Carrara marble islands
Honed Carrara Marble worktops and backsplash form an understated background to this Artichoke kitchen.

 

In the Georgian and Edwardian periods of English architecture, Carrara marble was the favoured stone of choice.. It can be seen in many of England’s finest country houses such as Chatsworth. Marble Arch is built from Carrara. Not only was it readily available, but it’s quiet and understated graining also reflected the characteristics of the English themselves.

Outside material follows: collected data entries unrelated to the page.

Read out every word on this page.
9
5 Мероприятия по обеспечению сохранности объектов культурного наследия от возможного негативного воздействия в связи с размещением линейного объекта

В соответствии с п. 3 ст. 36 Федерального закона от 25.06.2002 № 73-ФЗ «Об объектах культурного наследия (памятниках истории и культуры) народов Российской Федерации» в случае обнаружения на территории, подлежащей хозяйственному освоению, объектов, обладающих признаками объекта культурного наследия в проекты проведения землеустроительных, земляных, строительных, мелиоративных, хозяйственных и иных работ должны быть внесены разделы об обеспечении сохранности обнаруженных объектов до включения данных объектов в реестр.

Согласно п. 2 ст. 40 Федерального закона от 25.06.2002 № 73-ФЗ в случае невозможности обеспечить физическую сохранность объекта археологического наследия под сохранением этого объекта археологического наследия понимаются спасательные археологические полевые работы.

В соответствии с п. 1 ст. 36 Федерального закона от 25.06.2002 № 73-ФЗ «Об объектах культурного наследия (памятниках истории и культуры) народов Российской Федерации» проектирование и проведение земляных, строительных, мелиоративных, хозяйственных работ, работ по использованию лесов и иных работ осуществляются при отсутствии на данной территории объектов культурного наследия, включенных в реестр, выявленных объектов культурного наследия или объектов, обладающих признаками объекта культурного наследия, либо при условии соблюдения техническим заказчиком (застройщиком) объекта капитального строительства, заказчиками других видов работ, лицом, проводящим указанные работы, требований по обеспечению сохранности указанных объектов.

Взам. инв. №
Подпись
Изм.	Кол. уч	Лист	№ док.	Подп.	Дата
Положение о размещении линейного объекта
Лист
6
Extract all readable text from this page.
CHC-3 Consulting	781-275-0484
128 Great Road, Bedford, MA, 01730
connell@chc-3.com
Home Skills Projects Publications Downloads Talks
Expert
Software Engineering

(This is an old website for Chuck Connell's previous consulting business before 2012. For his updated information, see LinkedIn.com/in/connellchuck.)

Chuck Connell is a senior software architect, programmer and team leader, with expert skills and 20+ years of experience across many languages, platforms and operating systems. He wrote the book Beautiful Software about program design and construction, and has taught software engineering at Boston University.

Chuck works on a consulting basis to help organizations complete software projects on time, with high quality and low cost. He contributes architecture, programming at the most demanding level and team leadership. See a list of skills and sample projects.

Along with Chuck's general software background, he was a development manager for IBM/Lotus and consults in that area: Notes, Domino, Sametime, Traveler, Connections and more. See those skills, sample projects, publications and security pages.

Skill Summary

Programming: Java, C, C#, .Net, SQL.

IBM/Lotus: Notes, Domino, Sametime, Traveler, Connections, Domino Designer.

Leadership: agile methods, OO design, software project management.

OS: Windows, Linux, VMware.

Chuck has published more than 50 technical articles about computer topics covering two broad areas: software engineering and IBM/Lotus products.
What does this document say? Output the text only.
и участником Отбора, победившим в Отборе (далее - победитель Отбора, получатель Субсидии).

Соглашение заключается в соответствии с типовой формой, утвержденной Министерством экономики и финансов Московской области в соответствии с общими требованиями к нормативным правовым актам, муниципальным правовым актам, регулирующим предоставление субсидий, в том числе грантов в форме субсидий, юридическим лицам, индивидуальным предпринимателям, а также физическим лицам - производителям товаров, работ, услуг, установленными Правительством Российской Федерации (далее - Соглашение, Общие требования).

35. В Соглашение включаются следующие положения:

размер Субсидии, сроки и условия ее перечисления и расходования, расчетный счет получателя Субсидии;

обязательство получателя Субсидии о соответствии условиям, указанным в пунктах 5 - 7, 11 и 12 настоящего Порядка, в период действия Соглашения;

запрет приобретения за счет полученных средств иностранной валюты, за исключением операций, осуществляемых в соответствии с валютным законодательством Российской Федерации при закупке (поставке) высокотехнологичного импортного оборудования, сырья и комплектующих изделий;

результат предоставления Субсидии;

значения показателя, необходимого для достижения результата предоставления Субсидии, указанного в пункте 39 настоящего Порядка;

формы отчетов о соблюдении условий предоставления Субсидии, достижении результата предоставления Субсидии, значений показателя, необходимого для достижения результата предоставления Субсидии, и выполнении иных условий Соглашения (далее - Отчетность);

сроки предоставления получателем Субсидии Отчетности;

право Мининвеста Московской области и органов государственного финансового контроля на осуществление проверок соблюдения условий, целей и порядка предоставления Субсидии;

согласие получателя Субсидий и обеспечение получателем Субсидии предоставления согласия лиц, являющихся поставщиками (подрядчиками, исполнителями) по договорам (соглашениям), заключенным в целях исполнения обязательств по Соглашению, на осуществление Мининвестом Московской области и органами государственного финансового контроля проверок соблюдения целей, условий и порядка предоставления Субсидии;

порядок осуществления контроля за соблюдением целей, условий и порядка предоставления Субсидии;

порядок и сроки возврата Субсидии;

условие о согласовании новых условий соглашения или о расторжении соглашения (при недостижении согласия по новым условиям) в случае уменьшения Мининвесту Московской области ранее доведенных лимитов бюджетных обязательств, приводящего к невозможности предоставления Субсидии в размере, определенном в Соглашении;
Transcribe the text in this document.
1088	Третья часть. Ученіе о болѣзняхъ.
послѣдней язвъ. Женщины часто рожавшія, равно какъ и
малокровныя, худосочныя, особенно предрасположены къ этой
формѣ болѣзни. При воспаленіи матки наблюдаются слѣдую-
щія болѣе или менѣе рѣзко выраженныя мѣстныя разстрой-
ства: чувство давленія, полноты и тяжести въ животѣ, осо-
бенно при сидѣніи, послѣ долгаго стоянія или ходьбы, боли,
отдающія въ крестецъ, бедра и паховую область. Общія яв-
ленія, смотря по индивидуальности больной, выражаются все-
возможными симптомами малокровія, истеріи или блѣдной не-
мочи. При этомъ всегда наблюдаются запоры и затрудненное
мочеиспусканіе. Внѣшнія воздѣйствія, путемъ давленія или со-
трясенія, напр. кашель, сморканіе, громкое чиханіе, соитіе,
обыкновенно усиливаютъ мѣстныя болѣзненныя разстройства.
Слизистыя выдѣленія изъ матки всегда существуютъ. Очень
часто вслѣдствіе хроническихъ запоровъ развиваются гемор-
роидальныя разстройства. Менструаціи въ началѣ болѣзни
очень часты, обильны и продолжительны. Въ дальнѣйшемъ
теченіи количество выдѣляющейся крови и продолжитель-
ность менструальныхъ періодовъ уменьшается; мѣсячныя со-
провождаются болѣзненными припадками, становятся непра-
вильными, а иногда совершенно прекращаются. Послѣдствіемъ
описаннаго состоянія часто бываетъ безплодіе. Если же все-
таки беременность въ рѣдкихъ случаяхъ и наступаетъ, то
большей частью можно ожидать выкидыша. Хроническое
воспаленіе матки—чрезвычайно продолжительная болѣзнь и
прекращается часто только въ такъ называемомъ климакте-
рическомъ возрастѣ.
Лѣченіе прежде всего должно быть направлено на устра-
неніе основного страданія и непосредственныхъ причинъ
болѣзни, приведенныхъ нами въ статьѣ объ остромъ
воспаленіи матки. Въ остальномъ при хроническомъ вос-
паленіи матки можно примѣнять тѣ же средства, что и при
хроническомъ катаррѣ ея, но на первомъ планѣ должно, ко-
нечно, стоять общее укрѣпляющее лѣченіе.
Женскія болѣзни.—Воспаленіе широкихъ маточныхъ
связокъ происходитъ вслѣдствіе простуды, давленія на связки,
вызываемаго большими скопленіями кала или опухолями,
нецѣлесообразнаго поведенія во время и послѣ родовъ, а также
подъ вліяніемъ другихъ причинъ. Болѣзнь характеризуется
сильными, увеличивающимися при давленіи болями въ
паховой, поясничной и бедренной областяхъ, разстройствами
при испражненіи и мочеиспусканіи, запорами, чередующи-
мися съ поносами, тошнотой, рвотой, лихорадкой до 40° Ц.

Carrara marble worktops are luxurious without being opulent and they have a more understated veining compared to other more ‘vulgar’ marbles. It has been described as the elegant workhorse of the kitchen, and it ages beautifully. From a longevity point of view, Carrara marble worktops are also timeless. This works well with our designs which we create to sit comfortably and elegantly into their architectural surroundings for many years. If we are to create furniture today that will be admired by future generations (in much the same way that today we admire work created in houses like Chatsworth), then it is worth remembering Carrara for your project.
 

With each project, whether a kitchen or a whole house, we aim to create Britain’s future heritage, adding architectural value to our clients’ houses for their families and for future generations. We aren’t simply making joinery. We are making history.